C’est une histoire très simple, écrite – en tout cas traduite – dans un style sobre et fluide. Elle est racontée à travers le regard de Mai enfant, au moment de sa retraite chez « la Sorcière de l’Ouest », puis jeune fille, deux ans plus tard, et ce point de vue imprègne le récit d’une candeur et d’une fougue juvéniles qui charment et réjouissent. Rien n’est plus banal, en apparence, que le séjour d’une enfant chez sa grand-mère, et que la vie qu’elles mènent ensemble, rythmée par les repas et les tâches domestiques, les soins aux poules et au jardin. Il semblerait presque que rien ne se passe, dans cette existence très ordinaire …
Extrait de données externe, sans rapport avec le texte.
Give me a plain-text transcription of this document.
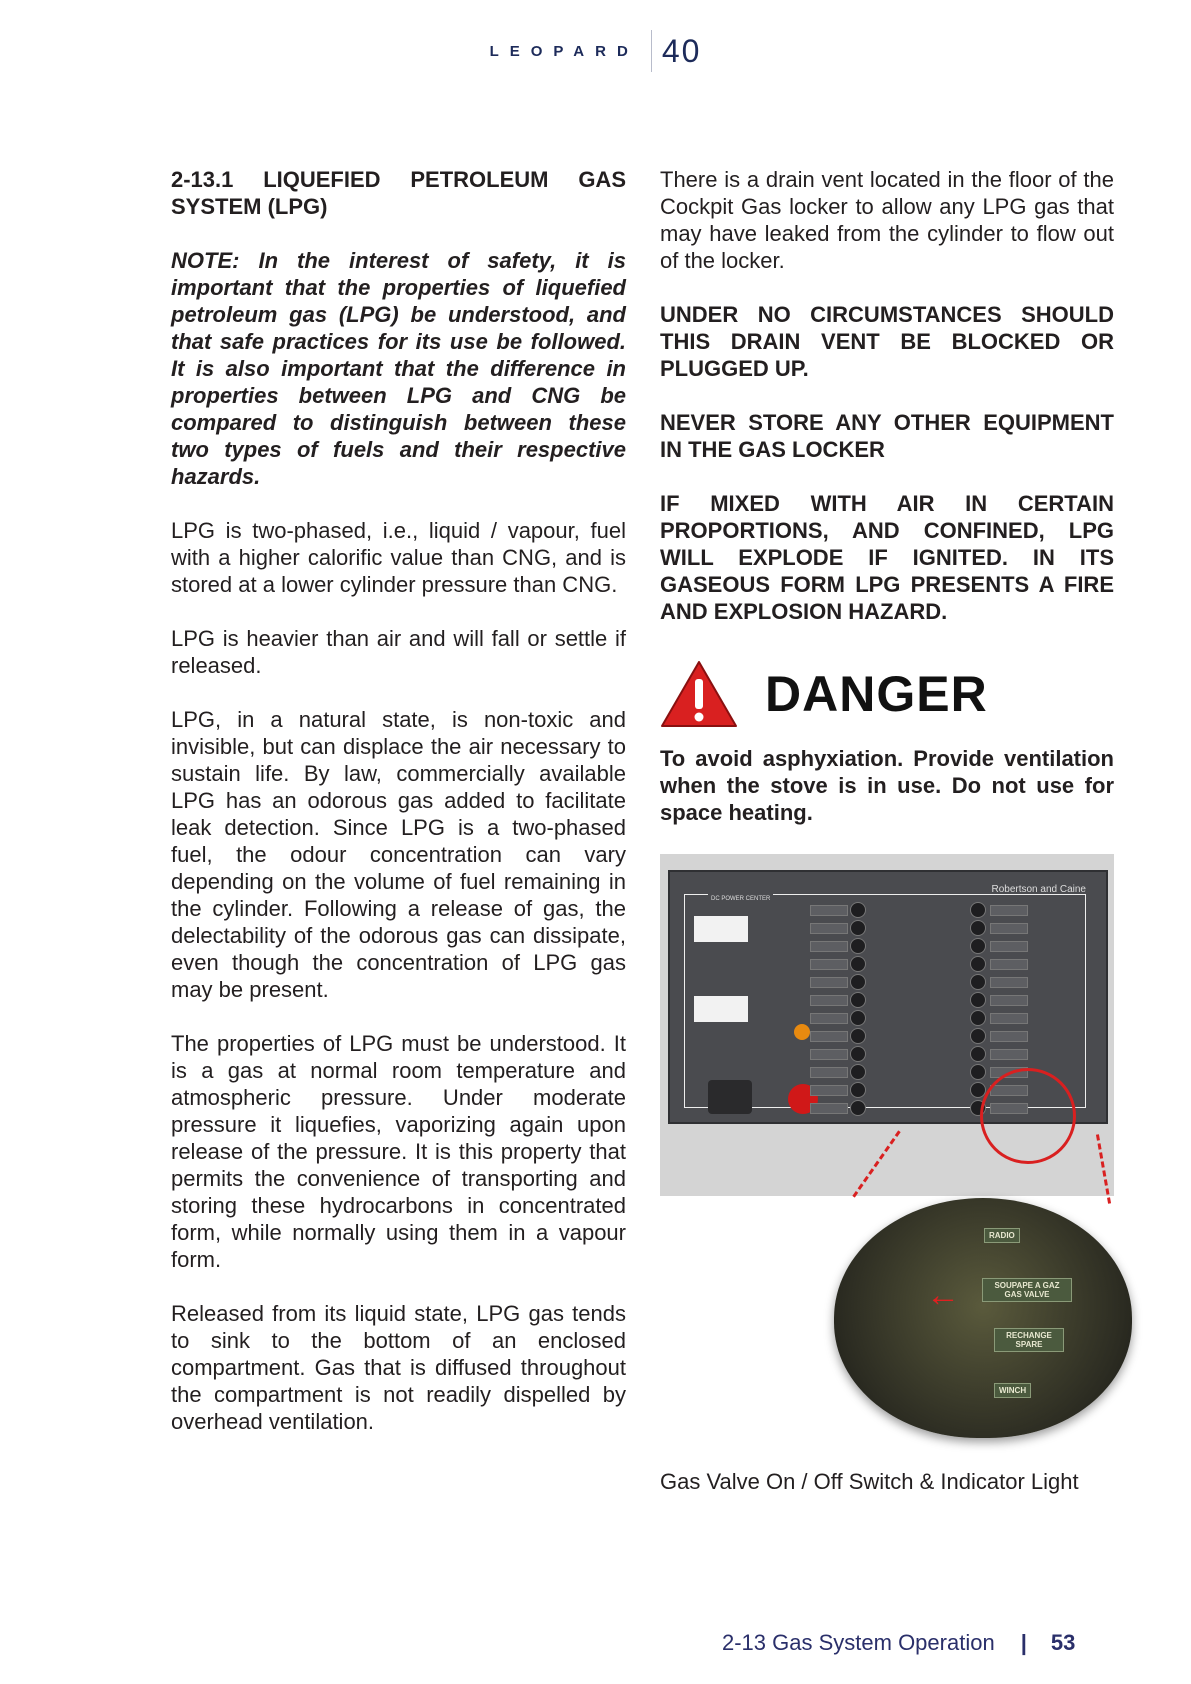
LEOPARD 40
2-13.1 LIQUEFIED PETROLEUM GAS SYSTEM (LPG)

NOTE: In the interest of safety, it is important that the properties of liquefied petroleum gas (LPG) be understood, and that safe practices for its use be followed. It is also important that the difference in properties between LPG and CNG be compared to distinguish between these two types of fuels and their respective hazards.

LPG is two-phased, i.e., liquid / vapour, fuel with a higher calorific value than CNG, and is stored at a lower cylinder pressure than CNG.

LPG is heavier than air and will fall or settle if released.

LPG, in a natural state, is non-toxic and invisible, but can displace the air necessary to sustain life. By law, commercially available LPG has an odorous gas added to facilitate leak detection. Since LPG is a two-phased fuel, the odour concentration can vary depending on the volume of fuel remaining in the cylinder. Following a release of gas, the delectability of the odorous gas can dissipate, even though the concentration of LPG gas may be present.

The properties of LPG must be understood. It is a gas at normal room temperature and atmospheric pressure. Under moderate pressure it liquefies, vaporizing again upon release of the pressure. It is this property that permits the convenience of transporting and storing these hydrocarbons in concentrated form, while normally using them in a vapour form.

Released from its liquid state, LPG gas tends to sink to the bottom of an enclosed compartment. Gas that is diffused throughout the compartment is not readily dispelled by overhead ventilation.

There is a drain vent located in the floor of the Cockpit Gas locker to allow any LPG gas that may have leaked from the cylinder to flow out of the locker.

UNDER NO CIRCUMSTANCES SHOULD THIS DRAIN VENT BE BLOCKED OR PLUGGED UP.

NEVER STORE ANY OTHER EQUIPMENT IN THE GAS LOCKER

IF MIXED WITH AIR IN CERTAIN PROPORTIONS, AND CONFINED, LPG WILL EXPLODE IF IGNITED. IN ITS GASEOUS FORM LPG PRESENTS A FIRE AND EXPLOSION HAZARD.

DANGER
To avoid asphyxiation. Provide ventilation when the stove is in use. Do not use for space heating.
Robertson and Caine
DC POWER CENTER
RADIO
SOUPAPE A GAZ GAS VALVE
RECHANGE SPARE
WINCH
←
Gas Valve On / Off Switch & Indicator Light
2-13 Gas System Operation | 53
Or pour Mai, ces quelques semaines ont valeur d’initiation : elle ne sera plus tout à fait la même, après. Sa grand-mère lui inculque quelques connaissances qui étaient autrefois celles des sorcières mais aussi, dans une moindre mesure, du commun, et que la modernité a occultées et condamnées. Elle lui transmet des préceptes pour acquérir discipline, force et liberté d’esprit, pour prendre ses propres décisions. L’enfant fait aussi l’expérience transformatrice d’investir un lieu à soi – un petit bosquet de bambou qui sera son refuge – et d’une relation d’ordre mystique à la nature – c’est un lieu commun, que ce rapport à la nature, dès qu’il est question de sorcière, mais il est d’une belle et nécessaire communauté, et même communion. Enfin, la vieille dame, et l’auteure à travers elle, rendent aux choses et à la vie ordinaires, par leur manière de les regarder et de les accomplir, leur densité et un reflet moiré qui confine au mystère et à une forme de sacré – ce qui est encore une éducation, de celles qui élèvent, dans le beau sens du terme.

En outre, sous des dehors qui peuvent paraître anodins, L’été de la sorcière est un roman qui pose des questions intéressantes sur la singularité et la solitude, la liberté et l’indépendance, les relations complexes entre les mères et leurs filles, et qui brosse le portrait d’une femme au caractère altier et généreux, sagace et têtu, qui ne s’en laisse ni conter ni dicter – une grand-mère rêvée, dirais-je.

En somme, c’est un livre limpide et lumineux qui égaie, réconforte et laisse songeuse.